Nauk Ma Kya Kyay (နောက်မကျကြေး) or Don't Late is a 2004 Burmese musical dramatic film, directed by Mg Myo Min (Yin Twin Phit). In this film, starred Myanmar movie stars, Dwe, Khine Thin Kyi, Eaindra Kyaw Zin, Aung Lwin, Nhat Pyaw Kyaw, Pho Phyu, A Yine, King Kong, Ku Tho, Aye Yar, Nyi Nanda, Min Kha, Nyo Min Lwin, Zin Myo, Phoe Kyaw, Shon Lai Oo, University Gon Pon, Ein Phyu, Phu Sone. The film was produced by Lucky Seven film production and distribution company.

== Synopsis ==

A university student, Saw Oo, struggles with his former girlfriend, Khin Naun, and his new partner, Nat Ta Mi. Khin Naun once loved Saw Oo, but marries another man due to Oo's unenthusiastic nature.
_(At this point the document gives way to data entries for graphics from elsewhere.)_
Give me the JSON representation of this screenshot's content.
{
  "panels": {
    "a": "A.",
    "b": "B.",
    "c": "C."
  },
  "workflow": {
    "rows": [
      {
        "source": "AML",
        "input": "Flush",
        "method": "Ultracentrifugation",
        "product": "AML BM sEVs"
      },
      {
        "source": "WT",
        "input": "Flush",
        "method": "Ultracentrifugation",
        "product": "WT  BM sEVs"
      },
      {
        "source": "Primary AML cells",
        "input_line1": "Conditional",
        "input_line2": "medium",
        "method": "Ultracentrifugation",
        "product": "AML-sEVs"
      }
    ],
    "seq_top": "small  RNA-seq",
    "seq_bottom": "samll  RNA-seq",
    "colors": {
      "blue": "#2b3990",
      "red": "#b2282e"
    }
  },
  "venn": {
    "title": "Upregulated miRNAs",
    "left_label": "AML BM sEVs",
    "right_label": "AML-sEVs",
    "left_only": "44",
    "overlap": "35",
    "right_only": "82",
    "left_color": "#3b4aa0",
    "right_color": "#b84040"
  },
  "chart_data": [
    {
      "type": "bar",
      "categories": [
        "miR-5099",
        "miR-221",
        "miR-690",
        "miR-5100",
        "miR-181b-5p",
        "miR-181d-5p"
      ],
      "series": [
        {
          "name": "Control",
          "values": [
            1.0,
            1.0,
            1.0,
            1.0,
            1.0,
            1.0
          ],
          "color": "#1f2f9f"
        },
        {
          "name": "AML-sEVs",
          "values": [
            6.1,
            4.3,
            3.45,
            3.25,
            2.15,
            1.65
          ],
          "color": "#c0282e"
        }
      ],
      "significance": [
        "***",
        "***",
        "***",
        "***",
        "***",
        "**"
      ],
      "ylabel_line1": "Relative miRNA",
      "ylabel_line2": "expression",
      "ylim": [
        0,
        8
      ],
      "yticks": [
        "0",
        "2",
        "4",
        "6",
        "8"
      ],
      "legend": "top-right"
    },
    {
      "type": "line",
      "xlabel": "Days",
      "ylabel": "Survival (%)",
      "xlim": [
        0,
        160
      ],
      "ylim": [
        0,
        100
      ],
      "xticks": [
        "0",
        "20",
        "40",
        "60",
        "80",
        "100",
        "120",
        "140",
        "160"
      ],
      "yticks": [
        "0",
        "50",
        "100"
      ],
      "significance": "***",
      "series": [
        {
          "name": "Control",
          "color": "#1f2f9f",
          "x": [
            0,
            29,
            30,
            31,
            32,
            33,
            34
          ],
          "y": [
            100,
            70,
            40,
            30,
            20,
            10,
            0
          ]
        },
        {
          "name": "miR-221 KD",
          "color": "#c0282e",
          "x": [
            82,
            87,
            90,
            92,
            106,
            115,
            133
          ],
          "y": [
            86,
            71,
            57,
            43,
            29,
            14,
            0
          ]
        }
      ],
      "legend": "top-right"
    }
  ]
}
This film follows his life as he tries to find love and harmony.

==Cast==

- Dwe as Saw Oo
- Khine Thin Kyi as Khin Naun
- Eaindra Kyaw Zin as Nat Ta Mi
- Aung Lwin
- Goon Pone
- Nhat Pyaw Kyaw
- Pho Phyu
- A Yine
- King Kong
- Ku Tho
- Aye Yar
- Nyi Nanda
- Min Kha
- Nyo Min Lwin
- Zin Myo
- Phoe Kyaw
- Shon Lai Oo
- Ein Phyu
- Phu Sone

==Release==
Naug Ma Kja Kyay was released on December 3, 2004, at Twin, Tamata, Mingalar in Yangon, Win Lite, Myo Ma in Mandalay, Nyunt, Shwe Hin Tha, Ye Tan Kon in Bago, Bandola in Taunggyi and Gong in Baik, Tanintharyi Division.